Review # 2 was written on 2014-10-05 00:00:00
2011was given a rating of 4 stars Eugene Carlisle
I like this book slightly less than Dillard's other books because she uses other people's words more than her own. For some people, that might make this book stronger, but I miss her being the strongest presence. This combines a French philosopher/Jesuit priest who would turn out to be one of the most important paleontologists of the 20th century, Hasidic Judaism, scientific information on sand, and a personal journey through the middle east. But it isn't about those things - the book is really pondering birth, death, existence, value. "We who breathe air now will join the already dead layers of us who breathed air once. We arise from dirt and dwindle to dirt, and the might of the universe is arrayed against us." "There were no formerly heroic times, and there was no formerly pure generation.

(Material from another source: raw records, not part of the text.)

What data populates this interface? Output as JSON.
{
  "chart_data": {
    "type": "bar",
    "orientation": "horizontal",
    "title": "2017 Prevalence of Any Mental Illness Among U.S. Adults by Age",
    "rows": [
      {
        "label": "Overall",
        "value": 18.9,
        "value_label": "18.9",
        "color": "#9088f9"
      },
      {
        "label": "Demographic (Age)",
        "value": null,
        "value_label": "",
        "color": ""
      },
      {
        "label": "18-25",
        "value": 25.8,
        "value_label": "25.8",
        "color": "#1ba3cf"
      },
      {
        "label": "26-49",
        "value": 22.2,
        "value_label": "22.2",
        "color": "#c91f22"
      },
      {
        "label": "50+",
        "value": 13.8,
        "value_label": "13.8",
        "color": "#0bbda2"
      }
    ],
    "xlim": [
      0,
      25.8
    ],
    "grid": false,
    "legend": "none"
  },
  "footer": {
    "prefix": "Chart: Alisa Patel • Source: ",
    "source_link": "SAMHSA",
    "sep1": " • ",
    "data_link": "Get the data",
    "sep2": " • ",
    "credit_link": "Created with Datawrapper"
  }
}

There is no one here but us chickens, and so it has always been: a people busy and powerful, knowledgeable, ambivalent, important, fearful, and self-aware; a people who scheme, promote, deceive, and conquer; who pray for their loved ones, and long to flee misery and skip death. It is a weakening and discoloring idea, that rustic people knew God personally once upon a time - or even knew selflessness or courage or literature - but that it is too late for us. In fact, the absolute is available to everyone in every age. There never was a more holy age than ours, and never a less." "You can live as a particle crashing about and colliding in a welter of materials with God, or you can live as a particle crashing about and colliding in a welter of materials without God. But you cannot live outside the welter of colliding materials." "We know we must yield, if only intellectually. Okay, we're a lousy snowflake. Okay, we're a tree. These dead loved ones we mourn were only those brown lower branches a tree shades and kills as it grows; the tree itself is thriving. But what kind of tree are we growing here, that could be worth such waste and pain? For each of us loses all we love, everyone we love. We grieve and leave." "Ecstasy, I think, is a soul's response to the waves holiness makes as it nears." This book made me want to read the letters of Teilard and Lucile Swan.